En résumé, les taxes et subventions influent sur la volonté de payer pour les biens et services (et sur la taille du marché et le prix local qui s'établit), mais du point de vue de la société elles ne modifient pas les coûts réels d'un projet ni les bénéfices réels qu'il produit. Les deux considérations sont tout à fait distinctes.

L'amortissement ne doit pas être inclus dans l'analyse économique (et ne doit pas non plus figurer dans le tableau de cash-flow). L'amortissement est simplement un article comptable, et il représente un transfert interne d'une partie du profit en argent d'un compte à un autre en vue de constituer une provision pour remplacement d'avoirs. Dans l'analyse économique, c'est le coût réel d'un facteur de production qui importe, et ce coût est entré au moment où il est utilisé dans le projet.

Enfin, il faut souligner que, s'il établit le tableau de flux de valeurs pour l'analyse économique directement à partir du tableau de cash-flow, l'analyste doit faire attention d'ajuster les dates d'entrée dans le tableau des flux de valeurs pour tenir compte du fait que, dans l'analyse économique, les coûts interviennent au moment où les ressources sont effectivement utilisées dans le projet, ou soustraites à d'autres utilisations possibles, et que les bénéfices interviennent au moment où les produits sont consommés.

Dans l'analyse financière, les coûts interviennent au moment où sont faits les paiements, qui peut différer du moment où les ressources (facteurs de production) sont effectivement utilisées dans le projet. Par exemple, un facteur de production donné peut être utilisé dans le projet à l'année 5, et payé (par tranches) les années 6 à 8. Dans le tableau de cash-flow, les sorties de trésorerie interviendront dans les années 6 à 8, tandis que dans l'analyse économique la valeur du facteur de production devra être entrée à l'année 5.

Il en est de même dans le cas des résultats ou bénéfices.

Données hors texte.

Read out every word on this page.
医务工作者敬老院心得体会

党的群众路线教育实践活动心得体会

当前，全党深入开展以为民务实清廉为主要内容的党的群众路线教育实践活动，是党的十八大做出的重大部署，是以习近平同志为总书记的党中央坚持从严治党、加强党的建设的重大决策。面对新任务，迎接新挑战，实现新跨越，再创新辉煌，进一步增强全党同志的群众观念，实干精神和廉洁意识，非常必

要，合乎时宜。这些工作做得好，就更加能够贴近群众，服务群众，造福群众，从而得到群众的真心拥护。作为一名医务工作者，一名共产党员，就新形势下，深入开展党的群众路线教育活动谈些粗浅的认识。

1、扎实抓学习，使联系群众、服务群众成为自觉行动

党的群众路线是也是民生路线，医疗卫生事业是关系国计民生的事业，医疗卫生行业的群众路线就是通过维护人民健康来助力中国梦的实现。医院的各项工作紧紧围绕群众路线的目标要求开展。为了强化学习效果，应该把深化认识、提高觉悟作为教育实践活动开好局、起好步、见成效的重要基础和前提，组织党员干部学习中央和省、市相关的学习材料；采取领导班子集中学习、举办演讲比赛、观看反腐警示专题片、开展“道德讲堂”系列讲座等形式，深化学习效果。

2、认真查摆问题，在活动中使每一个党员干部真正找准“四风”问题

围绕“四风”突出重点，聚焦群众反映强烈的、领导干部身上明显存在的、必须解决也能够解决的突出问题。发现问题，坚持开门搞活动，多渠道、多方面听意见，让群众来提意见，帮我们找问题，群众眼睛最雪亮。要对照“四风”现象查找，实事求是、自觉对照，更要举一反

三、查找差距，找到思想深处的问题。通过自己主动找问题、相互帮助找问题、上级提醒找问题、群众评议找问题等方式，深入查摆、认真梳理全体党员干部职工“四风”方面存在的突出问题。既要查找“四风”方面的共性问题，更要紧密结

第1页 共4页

Dans le tableau de cash-flow établi pour l'analyse financière, les rentrées de trésorerie (recettes) sont entrées à la date où elles se produisent effectivement. Un produit donné peut être payé (à l'entité financière du projet) après ou avant le moment où il est effectivement utilisé (consommé). Ainsi, le revenu peut apparaître dans le tableau de cash-flow à une année différente de celle où le produit devient effectivement disponible. Dans l'analyse économique, le bénéfice doit toujours être entré à l'année où le produit est consommé ou utilisé.

6.3 Actualisation des coûts et bénéfices

Si tous les coûts et bénéfices d'un projet intervenaient au même point dans le temps, l'analyste pourrait se contenter d'additionner les coûts d'une part et les bénéfices de l'autre, et de les comparer sans autre ajustement. Mais en fait les coûts et bénéfices d'un projet s'échelonnent sur toute la durée du projet. En règle générale, les projets forestiers peuvent porter sur un nombre important d'années.

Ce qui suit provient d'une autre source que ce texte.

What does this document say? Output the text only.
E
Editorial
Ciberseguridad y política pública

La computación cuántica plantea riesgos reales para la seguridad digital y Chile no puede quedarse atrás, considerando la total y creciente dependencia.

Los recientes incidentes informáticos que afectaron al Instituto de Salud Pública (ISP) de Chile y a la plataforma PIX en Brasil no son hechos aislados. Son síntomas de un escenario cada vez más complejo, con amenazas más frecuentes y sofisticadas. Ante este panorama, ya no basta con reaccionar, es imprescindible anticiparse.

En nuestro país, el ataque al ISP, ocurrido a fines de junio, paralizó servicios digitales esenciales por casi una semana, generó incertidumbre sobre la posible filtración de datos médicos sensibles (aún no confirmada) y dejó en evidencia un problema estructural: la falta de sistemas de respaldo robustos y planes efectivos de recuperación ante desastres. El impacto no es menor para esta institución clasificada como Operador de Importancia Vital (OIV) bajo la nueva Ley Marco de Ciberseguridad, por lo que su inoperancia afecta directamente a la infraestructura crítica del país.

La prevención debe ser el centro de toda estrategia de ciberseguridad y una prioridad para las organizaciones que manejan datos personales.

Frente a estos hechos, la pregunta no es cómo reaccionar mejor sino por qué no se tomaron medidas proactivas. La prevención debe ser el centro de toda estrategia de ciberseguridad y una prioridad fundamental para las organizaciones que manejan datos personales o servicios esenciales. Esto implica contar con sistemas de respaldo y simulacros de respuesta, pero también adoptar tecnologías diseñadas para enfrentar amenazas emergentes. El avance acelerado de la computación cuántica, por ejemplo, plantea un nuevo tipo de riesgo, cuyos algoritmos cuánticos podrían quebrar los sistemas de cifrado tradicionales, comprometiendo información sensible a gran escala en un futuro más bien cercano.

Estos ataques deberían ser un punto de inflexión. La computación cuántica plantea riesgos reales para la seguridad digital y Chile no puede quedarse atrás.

Les coûts et bénéfices qui se situent à des points différents dans le temps (des années différentes) ne peuvent être directement comparés. La raison en est que la valeur est intimement liée au temps. La valeur de coûts et bénéfices dépend du moment où ils se produisent. Ainsi, un bénéfice de 1 $ qui se produira dans dix ans n'a pas la même valeur aujourd'hui qu'un bénéfice de 1 $ qui se produit immédiatement. Si l'on dépense 10 $ aujourd'hui et que l'on reçoive en retour 15 $ demain, ce sera sans doute acceptable. Mais si l'on dépense 10 $ aujourd'hui et que l'on ne recouvre les 15 $ que dans 40 ans, ce ne sera plus acceptable. Les montants sont les mêmes; la différence réside dans le temps et dans la disposition des gens à accepter un délai dans la consommation.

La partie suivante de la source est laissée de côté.